Two-factor authentication, the most common type of multi-factor authentication, is an identity checking method for digital services.
In addition to the traditional knowledge proof (i.e. password), a possession proof is required: a physical object is required to be authenticated.
This can be a bank card for an ATM withdrawal, a secure token generator (a standalone device with built-in screen, or a USB key), or a smartphone (and any computing device). In the latter case, a message (e.g. SMS) is sent to the user with a one-time password (OTP), or an app can generate this OTP.
One of these factors can also be replaced by a so-called inherent one, based on biometrics (fingerprint, iris scan, facial recognition, ...).
This additional security provided by this method depends on the factor being used: OTP on smartphones are arguably less secure than dedicated physical devices. However, in general, it mitigates the consequences of stolen passwords, for instance following a phishing attack.

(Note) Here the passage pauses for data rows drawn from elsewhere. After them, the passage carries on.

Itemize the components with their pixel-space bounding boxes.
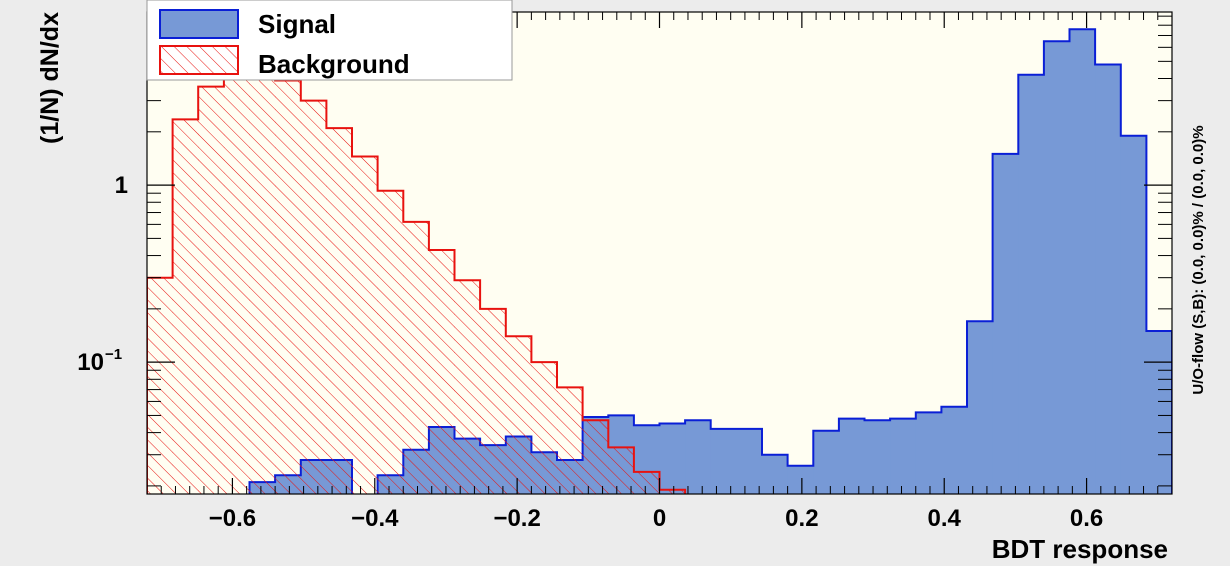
signal-bar <box>838 418 865 494</box>
x-tick-label: −0.2 <box>493 505 540 532</box>
signal-bar <box>992 153 1019 494</box>
legend-swatch-signal <box>159 9 239 39</box>
signal-bar <box>659 423 686 494</box>
signal-bar <box>762 454 789 494</box>
signal-bar <box>915 412 942 494</box>
background-bar <box>480 308 507 494</box>
background-bar <box>249 64 276 494</box>
signal-bar <box>941 406 968 494</box>
background-bar <box>454 280 481 494</box>
y-tick-label: 10 <box>77 349 104 376</box>
background-bar <box>275 80 302 494</box>
signal-bar <box>1120 135 1147 494</box>
x-tick-label: −0.6 <box>209 505 256 532</box>
background-bar <box>352 156 379 494</box>
background-bar <box>300 100 327 494</box>
signal-bar <box>890 418 917 494</box>
background-bar <box>223 67 250 494</box>
signal-bar <box>736 428 763 494</box>
y-tick-label: 1 <box>115 172 128 199</box>
x-tick-label: 0 <box>653 505 666 532</box>
signal-bar <box>685 420 712 494</box>
background-bar <box>633 471 660 494</box>
legend: Signal Background <box>146 0 513 81</box>
legend-label-background: Background <box>258 49 410 79</box>
x-tick-label: 0.2 <box>785 505 818 532</box>
legend-label-signal: Signal <box>258 9 336 39</box>
background-bar <box>505 336 532 494</box>
background-bar <box>147 277 174 494</box>
signal-bar <box>967 321 994 494</box>
x-tick-label: −0.4 <box>351 505 399 532</box>
background-bar <box>608 447 635 494</box>
background-bar <box>659 489 686 494</box>
x-tick-label: 0.4 <box>928 505 962 532</box>
histogram-layer <box>147 28 1172 494</box>
signal-bar <box>1095 64 1122 494</box>
background-bar <box>377 190 404 494</box>
background-bar <box>582 420 609 494</box>
background-bar <box>428 250 455 494</box>
background-bar <box>326 128 353 494</box>
signal-bar <box>813 430 840 494</box>
signal-bar <box>1146 331 1172 494</box>
background-bar <box>557 387 584 494</box>
signal-bar <box>787 465 814 494</box>
x-tick-label: 0.6 <box>1070 505 1103 532</box>
background-bar <box>531 362 558 494</box>
overflow-label: U/O-flow (S,B): (0.0, 0.0)% / (0.0, 0.0)… <box>1190 125 1207 394</box>
signal-bar <box>710 428 737 494</box>
signal-bar <box>1018 74 1045 494</box>
background-bar <box>172 119 199 494</box>
y-tick-exponent: −1 <box>105 346 122 363</box>
signal-bar <box>864 420 891 494</box>
x-axis-label: BDT response <box>992 534 1168 564</box>
axis-ticks: −0.6 −0.4 −0.2 0 0.2 0.4 0.6 10 −1 1 <box>77 12 1172 532</box>
legend-swatch-background <box>159 45 239 75</box>
background-bar <box>198 86 225 494</box>
background-bar <box>403 221 430 494</box>
y-axis-label: (1/N) dN/dx <box>36 12 64 144</box>
signal-bar <box>1043 41 1070 494</box>
signal-bar <box>1069 29 1096 494</box>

Use in the airline industry
Authentication is a necessary step with most web services. This is no less true in the airline industry. Therefore, two-factor authentication can help make those services more secure.
In the context of NDC, a potential use case would be the authentication of a passenger for personalized (as opposed to anonymous) shopping.
The main obstacle to the use of this method is the complexity it adds to the user experience. Most services using two-factor authentication leave it as an optional feature.